E’ dunque ragionevole ritenere che la risoluzione non contestata – o confermata in sede giudiziaria – possa di per sé costituire causa di esclusione da nuove gare, senza però che la pendenza della causa civile precluda esclusioni discrezionalmente disposte dalla stazione appaltante, ove adeguatamente motivate.
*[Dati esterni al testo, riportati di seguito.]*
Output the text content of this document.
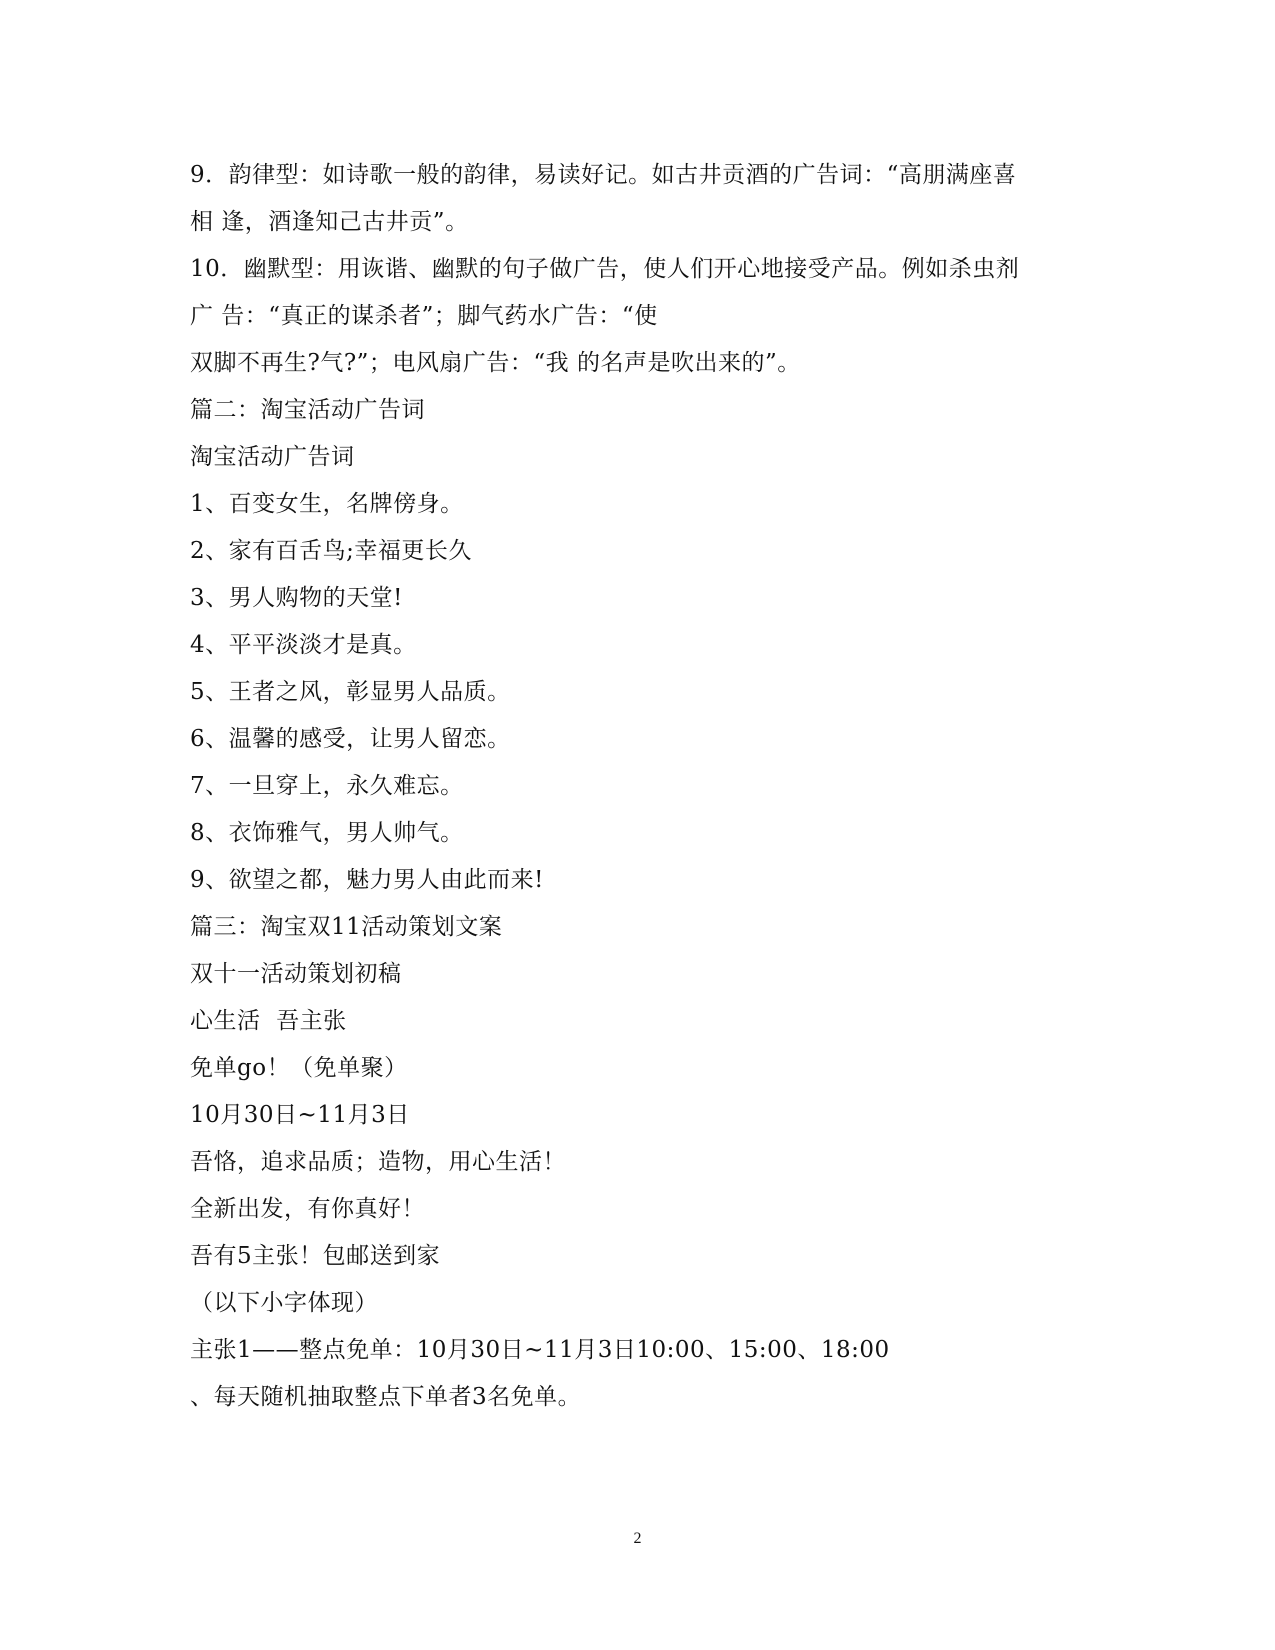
9．韵律型：如诗歌一般的韵律，易读好记。如古井贡酒的广告词：“高朋满座喜
相 逢，酒逢知己古井贡”。
10．幽默型：用诙谐、幽默的句子做广告，使人们开心地接受产品。例如杀虫剂
广 告：“真正的谋杀者”；脚气药水广告：“使
双脚不再生?气?”；电风扇广告：“我 的名声是吹出来的”。
篇二：淘宝活动广告词
淘宝活动广告词
1、百变女生，名牌傍身。
2、家有百舌鸟;幸福更长久
3、男人购物的天堂!
4、平平淡淡才是真。
5、王者之风，彰显男人品质。
6、温馨的感受，让男人留恋。
7、一旦穿上，永久难忘。
8、衣饰雅气，男人帅气。
9、欲望之都，魅力男人由此而来!
篇三：淘宝双11活动策划文案
双十一活动策划初稿
心生活  吾主张
免单go！（免单聚）
10月30日~11月3日
吾恪，追求品质；造物，用心生活！
全新出发，有你真好！
吾有5主张！包邮送到家
（以下小字体现）
主张1——整点免单：10月30日~11月3日10:00、15:00、18:00
、每天随机抽取整点下单者3名免单。
2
Nella situazione in esame, RFI ha puntualmente specificato le circostanze, da cui fa derivare la propria valutazione di inaffidabilità, essendo stata verificata – al momento della risoluzione del precedente contratto – l’assenza per la ricorrente delle autorizzazioni per l’attività di recupero di rifiuti, per intervenuta scadenza di quelle precedenti il 21 febbraio 2012. A tale riguardo, inoltre, risultava prodotta da X, a seguito di richiesta di chiarimenti, una determina dirigenziale di rinnovo della Provincia di Bari (n. 7609 del 23 ottobre 2014): determina che si afferma espressamente disconosciuta dall’amministrazione competente, senza che agli atti del presente giudizio risulti una puntuale smentita di controparte. E’ a tali gravi circostanze di fatto che deve, quindi, ricondursi l’esclusione, indipendentemente dal contenuto e dall’esito del giudizio civile. Sulle medesime circostanze, infatti, mancano adeguate controdeduzioni di Metalfer, che si limita a sottolineare l’attuale possesso delle autorizzazioni stesse, senza alcuna argomentazione difensiva, atta a confutare l’avvenuta, benchè pregressa, produzione di una falsa attestazione, di per sé idonea a configurare illecito professionale, in grado di incidere sull’integrità o affidabilità dell’impresa.